First, I ask all employees to remain steadfast at their posts and continue with production and construction. Factories are important production sites and outsiders may not enter them without permission. We must urge students not to go to factories to make connections. Shanghai’s working class has a glorious tradition: during the days when Shanghai was being liberated and even during the most chaotic period of the “Great Cultural Revolution,” factories did not halt production, and supplies of coal, water, and power remained normal. We must remain at our posts and earnestly continue with the “Two Increases and Two Decreases”2 campaign.

Second, I ask all of you to resolutely maintain order on public transportation. The Shanghai city government has prepared ample quantities of materials, and supplying them will not be a problem. However, if traffic is blocked and these cannot be transported, our lives will sink into chaos. Coal briquets would not reach retail stores, commodities and non-staple foods would not reach shops and vegetable markets—if this continues, life will be extremely difficult. We are therefore asking our people not to block cars, not to climb on cars, and not to disrupt traffic. Because we love them and care about them, when students are marching, we should urge them to return to their studies. I also hope our people will not surround and watch them. At present, some women are watching while holding children. This is very dangerous—if anything untoward were to happen, the consequences would be unthinkable.

Third, we must protect the security of those work units that are critical to people’s lives, such as coal, power, water, and gas suppliers; we must also protect the security of vital state institutions, such as government agencies, banks, warehouses, news broadcasters, and TV stations. We must not permit attacks on them.

Fourth, we must maintain the city’s appearance and its sanitation. All district and county governments and neighborhood offices must organize sanitation workers to remove all posters with large and small characters that are marring the city’s appearance, and block the channels through which rumors are spread.

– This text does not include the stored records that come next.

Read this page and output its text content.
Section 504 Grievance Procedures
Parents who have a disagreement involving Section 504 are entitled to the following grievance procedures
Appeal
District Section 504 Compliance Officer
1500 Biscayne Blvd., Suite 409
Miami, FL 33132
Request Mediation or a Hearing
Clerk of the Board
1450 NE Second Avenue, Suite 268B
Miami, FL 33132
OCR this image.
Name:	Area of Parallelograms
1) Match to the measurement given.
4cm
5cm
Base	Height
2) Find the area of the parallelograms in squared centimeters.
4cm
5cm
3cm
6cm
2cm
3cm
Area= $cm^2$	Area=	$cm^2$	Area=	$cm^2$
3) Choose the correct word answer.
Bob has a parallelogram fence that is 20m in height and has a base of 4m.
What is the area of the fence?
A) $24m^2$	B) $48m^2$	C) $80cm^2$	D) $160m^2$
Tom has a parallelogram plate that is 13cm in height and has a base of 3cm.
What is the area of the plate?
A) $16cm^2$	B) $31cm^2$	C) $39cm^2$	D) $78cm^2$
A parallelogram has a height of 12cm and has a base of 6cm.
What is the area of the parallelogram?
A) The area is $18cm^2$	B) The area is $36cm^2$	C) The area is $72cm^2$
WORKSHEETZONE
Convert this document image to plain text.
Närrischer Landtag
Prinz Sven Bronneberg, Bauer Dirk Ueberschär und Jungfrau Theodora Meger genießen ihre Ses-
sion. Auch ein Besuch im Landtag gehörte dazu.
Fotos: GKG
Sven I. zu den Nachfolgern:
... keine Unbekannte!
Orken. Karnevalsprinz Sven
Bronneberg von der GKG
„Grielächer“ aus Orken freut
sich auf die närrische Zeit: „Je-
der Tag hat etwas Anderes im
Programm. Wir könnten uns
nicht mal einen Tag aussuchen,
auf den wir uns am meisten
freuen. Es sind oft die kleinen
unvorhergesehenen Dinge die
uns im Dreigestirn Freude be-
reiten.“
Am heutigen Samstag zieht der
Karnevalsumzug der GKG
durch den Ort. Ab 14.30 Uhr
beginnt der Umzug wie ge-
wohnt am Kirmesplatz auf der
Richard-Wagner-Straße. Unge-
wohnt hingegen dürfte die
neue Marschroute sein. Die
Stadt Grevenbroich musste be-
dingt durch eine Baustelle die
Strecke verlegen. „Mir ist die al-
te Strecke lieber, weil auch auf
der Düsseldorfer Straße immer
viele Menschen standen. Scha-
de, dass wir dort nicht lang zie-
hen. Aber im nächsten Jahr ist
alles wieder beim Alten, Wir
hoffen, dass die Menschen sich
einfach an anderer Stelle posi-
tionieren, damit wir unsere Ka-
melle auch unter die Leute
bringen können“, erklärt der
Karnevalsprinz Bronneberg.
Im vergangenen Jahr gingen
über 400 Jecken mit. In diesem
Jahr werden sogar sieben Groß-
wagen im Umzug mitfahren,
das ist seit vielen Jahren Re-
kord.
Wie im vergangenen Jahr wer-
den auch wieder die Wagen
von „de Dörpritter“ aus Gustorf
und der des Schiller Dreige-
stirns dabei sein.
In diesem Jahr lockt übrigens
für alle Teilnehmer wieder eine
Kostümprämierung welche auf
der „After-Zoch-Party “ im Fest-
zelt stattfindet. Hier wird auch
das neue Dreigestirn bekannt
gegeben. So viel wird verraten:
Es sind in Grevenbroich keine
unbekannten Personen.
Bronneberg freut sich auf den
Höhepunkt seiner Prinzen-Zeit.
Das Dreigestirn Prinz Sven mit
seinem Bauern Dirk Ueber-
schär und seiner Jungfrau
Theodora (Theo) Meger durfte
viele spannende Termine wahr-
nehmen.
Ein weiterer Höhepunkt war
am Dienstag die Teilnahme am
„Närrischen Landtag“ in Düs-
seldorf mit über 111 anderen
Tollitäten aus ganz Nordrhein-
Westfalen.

Fifth, the public security police and armed police must resolutely maintain social safety and order. We also hope everyone will resolutely support them in their work. Without their hard work, order in Shanghai would deteriorate and bad elements might take the opportunity to harm the lives and property of the people.

People of Shanghai, the work of the Party and government has many shortcomings. You are dissatisfied with this, just as we are. We must solve these problems through democracy and legal institutions. We have both the determination and the confidence to solve these problems. What we need now is stability and order; what we need is the greatest possible unity among all the people of Shanghai rather than social chaos and a decline in production, which would create difficulties in people’s lives.

Therefore Shanghai must not be disrupted. Otherwise, it would take us more than several years to make up for the ensuing consequences, and in the end, the impact on each and every person in Shanghai, including the students, would be bitter. At a critical time like this, we must resolutely do everything the Party Central Committee and the State Council ask us to do, and we must stand with them politically. We must stand firm, make our position clear, stabilize Shanghai, stabilize the overall situation, and shoulder our historic responsibilities together.

Thank you!

 

 

1. This is an address Zhu Rongji televised to the people of Shanghai.

2. The “two increases and two decreases” were increasing production and decreasing waste, and increasing revenues and decreasing expenditures.